I think it is interesting the Michael Steele said something that the overwhelming majority of black folks, including black Republicans, know: there is little, at this time, that is appealing to black folks about the GOP. Some would argue that I am being generous by using the term "little." But to hear that coming from the Chairman of the Republican National Committee, again (Ken Mehlman essentially said the same to the NAACP a few years ago in his apology for the use of the Southern Strategy). Steele went further by noting that it was the Southern white male vote that the GOP sought through that strategy, and there is no question that the strategy worked. That demographic group is as solidly Republican as the Southern black male is Democratic.
I commend Steele for continually reminding the world that black folks were solidly Republican from the acquisition of the vote for black men until the middle of the 20th century. Both parties made strategic decisions with regard to black voters, from Harry Truman integrating the armed forces, to Barry Goldwater denigrating the passage of the Civil Rights Act of 1964. And it is almost comical today to see that if something is appealing to the wide swath of white Southern voters, then it is almost equally unappealing to the wide swath of black Southern voters. So when you add the fact that the national Republican party has essentially become (with small variations) the embodiment of a white Southern voter's world view, then one can understand the uphill battle that Steele has in helping to diversify the GOP.
I still find it funny that many young Republicans from the South seem genuinely unaware that their grandparents, for example, were likely strong Democrats, and that they seem not to know precisely why "granny" or "paw paw" abandoned the party that was their political home. I've actually had those conversations, and they have been rich. And I don't think that anyone would blame black folks for going toward a party that seemed genuinely interested in helping them achieve a better existence in this country.

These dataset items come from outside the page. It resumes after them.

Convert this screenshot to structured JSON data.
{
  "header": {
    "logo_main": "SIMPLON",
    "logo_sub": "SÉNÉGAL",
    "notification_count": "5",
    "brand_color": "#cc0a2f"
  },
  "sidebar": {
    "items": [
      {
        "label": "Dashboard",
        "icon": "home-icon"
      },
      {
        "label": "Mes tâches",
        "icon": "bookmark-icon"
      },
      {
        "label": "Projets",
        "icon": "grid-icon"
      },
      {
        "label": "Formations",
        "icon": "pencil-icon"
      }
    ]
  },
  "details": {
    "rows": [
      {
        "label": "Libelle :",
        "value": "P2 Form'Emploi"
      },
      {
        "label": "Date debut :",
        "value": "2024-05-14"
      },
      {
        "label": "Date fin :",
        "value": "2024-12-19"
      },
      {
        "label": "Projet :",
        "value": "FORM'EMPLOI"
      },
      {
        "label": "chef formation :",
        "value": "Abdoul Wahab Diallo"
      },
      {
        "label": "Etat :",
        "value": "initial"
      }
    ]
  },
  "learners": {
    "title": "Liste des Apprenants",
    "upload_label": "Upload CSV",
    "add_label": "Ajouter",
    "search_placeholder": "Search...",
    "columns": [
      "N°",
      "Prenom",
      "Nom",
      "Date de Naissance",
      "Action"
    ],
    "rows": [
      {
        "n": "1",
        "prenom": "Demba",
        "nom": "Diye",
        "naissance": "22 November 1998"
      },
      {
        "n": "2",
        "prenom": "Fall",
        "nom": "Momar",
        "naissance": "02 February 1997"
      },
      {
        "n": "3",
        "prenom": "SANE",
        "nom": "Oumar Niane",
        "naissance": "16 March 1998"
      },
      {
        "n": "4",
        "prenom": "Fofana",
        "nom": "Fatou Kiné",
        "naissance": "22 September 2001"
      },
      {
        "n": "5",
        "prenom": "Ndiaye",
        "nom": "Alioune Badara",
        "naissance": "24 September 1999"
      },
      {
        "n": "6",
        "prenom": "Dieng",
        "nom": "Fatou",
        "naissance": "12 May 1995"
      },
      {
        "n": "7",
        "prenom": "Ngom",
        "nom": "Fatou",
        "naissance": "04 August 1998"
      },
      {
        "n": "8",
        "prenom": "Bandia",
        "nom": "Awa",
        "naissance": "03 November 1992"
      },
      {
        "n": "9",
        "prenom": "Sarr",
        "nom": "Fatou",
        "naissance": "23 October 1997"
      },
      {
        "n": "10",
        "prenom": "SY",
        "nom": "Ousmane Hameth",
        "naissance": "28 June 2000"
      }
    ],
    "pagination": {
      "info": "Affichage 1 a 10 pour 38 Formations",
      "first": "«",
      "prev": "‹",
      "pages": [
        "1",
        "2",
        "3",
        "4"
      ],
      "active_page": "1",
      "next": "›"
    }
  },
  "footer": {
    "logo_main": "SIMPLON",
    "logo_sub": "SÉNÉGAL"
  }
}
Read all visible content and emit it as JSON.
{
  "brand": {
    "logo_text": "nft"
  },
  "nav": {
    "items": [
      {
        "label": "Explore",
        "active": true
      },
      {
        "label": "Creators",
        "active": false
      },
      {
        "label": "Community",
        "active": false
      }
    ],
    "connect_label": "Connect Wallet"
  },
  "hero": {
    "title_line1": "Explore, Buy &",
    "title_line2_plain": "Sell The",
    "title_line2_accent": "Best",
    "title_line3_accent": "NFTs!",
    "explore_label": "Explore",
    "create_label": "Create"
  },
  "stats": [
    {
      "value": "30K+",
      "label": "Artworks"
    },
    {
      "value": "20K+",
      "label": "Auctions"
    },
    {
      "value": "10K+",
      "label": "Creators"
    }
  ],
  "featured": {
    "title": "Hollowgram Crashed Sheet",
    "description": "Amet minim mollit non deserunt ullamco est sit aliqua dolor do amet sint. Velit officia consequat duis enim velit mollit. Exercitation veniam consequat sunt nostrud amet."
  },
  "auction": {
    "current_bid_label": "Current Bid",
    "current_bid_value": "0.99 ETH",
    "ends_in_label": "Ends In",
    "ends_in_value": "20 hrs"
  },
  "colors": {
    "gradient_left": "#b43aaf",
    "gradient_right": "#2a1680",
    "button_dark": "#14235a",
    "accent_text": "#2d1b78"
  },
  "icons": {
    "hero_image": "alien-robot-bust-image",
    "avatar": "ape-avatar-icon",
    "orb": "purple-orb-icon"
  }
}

With all of that said, I wonder if Steele's admission will get folks talking. It needs to. I've long said that black Christianists and white Christianists can certainly bond on those issues that are directly related to their understanding of the Bible, like the abhorrence of gay rights or the disdain for abortion. We saw that type of coalition building come together when the various states passed marriage equality bans.
I think it is sad that we still have this level of enmity within the body politic, but I fully understand why it is there. So does Michael Steele. The fallout from this should be interesting. It's also possible that Steele may be deflecting, once again, negative attention about his management skills at the RNC. As a matter of fact, it wouldn't surprise me at all, but that doesn't diminish the truth in what he said. After all, the GOP is the original home of the black vote.